I'd like to count the frequency each ITEM appears in TRADES. E.g, if item "001" appeared in 3 trades, I'd have a count of 3 (ignoring how many times the item appeared in each trade).
Further, I'd like to do this with the plyr ddply function.
(If you're interested as to my motivation, I working over many hundreds of thousands of transactions and am already using a ddply to calculate several other summary statistics. I'd like to add this to the ddply I'm already using, rather than calculate it after, and merge it into the ddply output.... sorry if that was difficult to follow.)
In terms of pseudo code I'm working off of:
merge each row of Side1 and Side2
by row, get unique() appearances of each item id
apply table() function
transpose and relabel output from table
Example of the structure of my data, and the output I desire.
Data Example (before):
df <- data.frame(TradeID = c("01","02","03","04"))

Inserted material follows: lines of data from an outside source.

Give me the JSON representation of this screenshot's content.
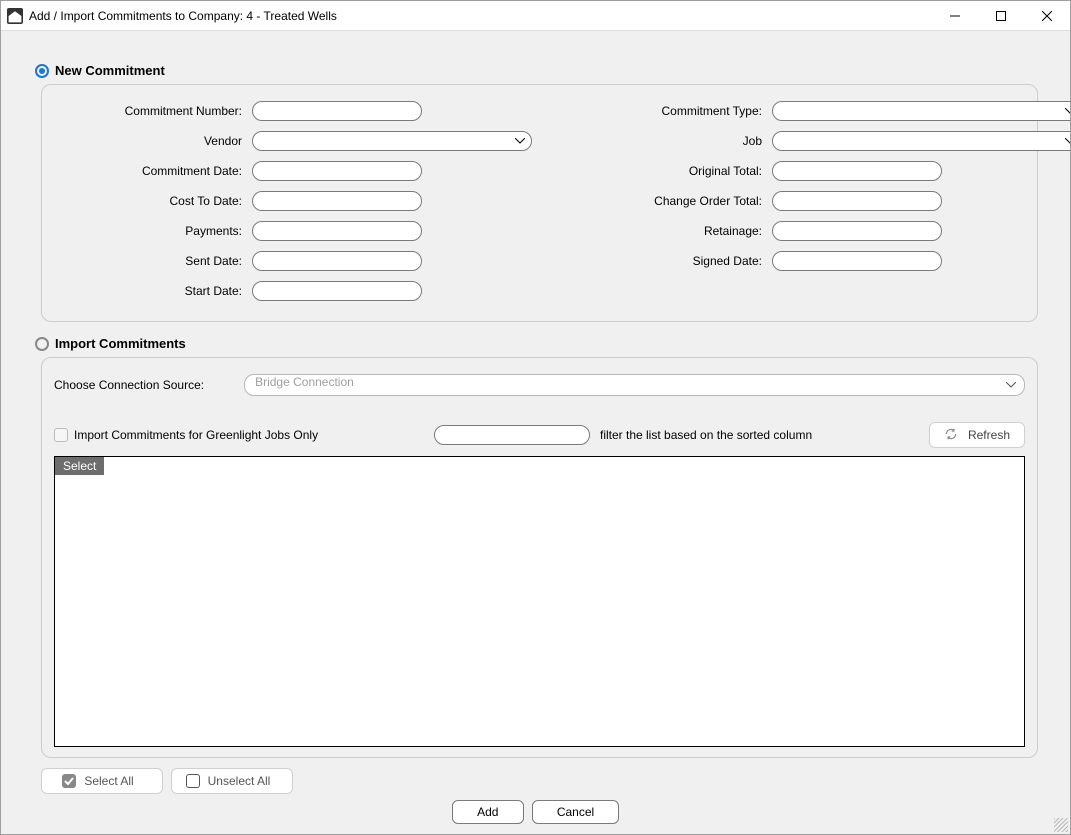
{
  "window": {
    "title": "Add / Import Commitments to Company: 4 - Treated Wells"
  },
  "modes": {
    "new_commitment_label": "New Commitment",
    "import_commitments_label": "Import Commitments",
    "selected": "new"
  },
  "new_form": {
    "left": {
      "commitment_number": {
        "label": "Commitment Number:",
        "value": ""
      },
      "vendor": {
        "label": "Vendor",
        "value": ""
      },
      "commitment_date": {
        "label": "Commitment Date:",
        "value": ""
      },
      "cost_to_date": {
        "label": "Cost To Date:",
        "value": ""
      },
      "payments": {
        "label": "Payments:",
        "value": ""
      },
      "sent_date": {
        "label": "Sent Date:",
        "value": ""
      },
      "start_date": {
        "label": "Start Date:",
        "value": ""
      }
    },
    "right": {
      "commitment_type": {
        "label": "Commitment Type:",
        "value": ""
      },
      "job": {
        "label": "Job",
        "value": ""
      },
      "original_total": {
        "label": "Original Total:",
        "value": ""
      },
      "change_order_total": {
        "label": "Change Order Total:",
        "value": ""
      },
      "retainage": {
        "label": "Retainage:",
        "value": ""
      },
      "signed_date": {
        "label": "Signed Date:",
        "value": ""
      }
    }
  },
  "import": {
    "connection_source_label": "Choose Connection Source:",
    "connection_source_value": "Bridge Connection",
    "greenlight_only_label": "Import Commitments for Greenlight Jobs Only",
    "filter_value": "",
    "filter_hint": "filter the list based on the sorted column",
    "refresh_label": "Refresh",
    "grid_header": "Select"
  },
  "actions": {
    "select_all": "Select All",
    "unselect_all": "Unselect All",
    "add": "Add",
    "cancel": "Cancel"
  }
}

df$Side1 = list(c("001","001","002"),
c("002","002","003"),
c("001","004"),
c("001","002","003","004"))
df$Side2 = list(c("001"),c("007"),c("009"),c())
Desired Output (after):
df.ItemRelFreq_byTradeID <- data.frame(ItemID = c("001","002","003","004","007","009"),
RelFreq_byTrade = c(3,3,2,2,1,1))
One method to do this without ddply
I've worked out one way to do this below. My problem is that I can't quite seem to get ddply to do this for me.
temp <- table(unlist(sapply(mapply(c,df$Side1,df$Side2), unique)))
df.ItemRelFreq_byTradeID <- data.frame(ItemID = names(temp),
RelFreq_byTrade = temp[])
Thanks for any help you can offer!
Curtis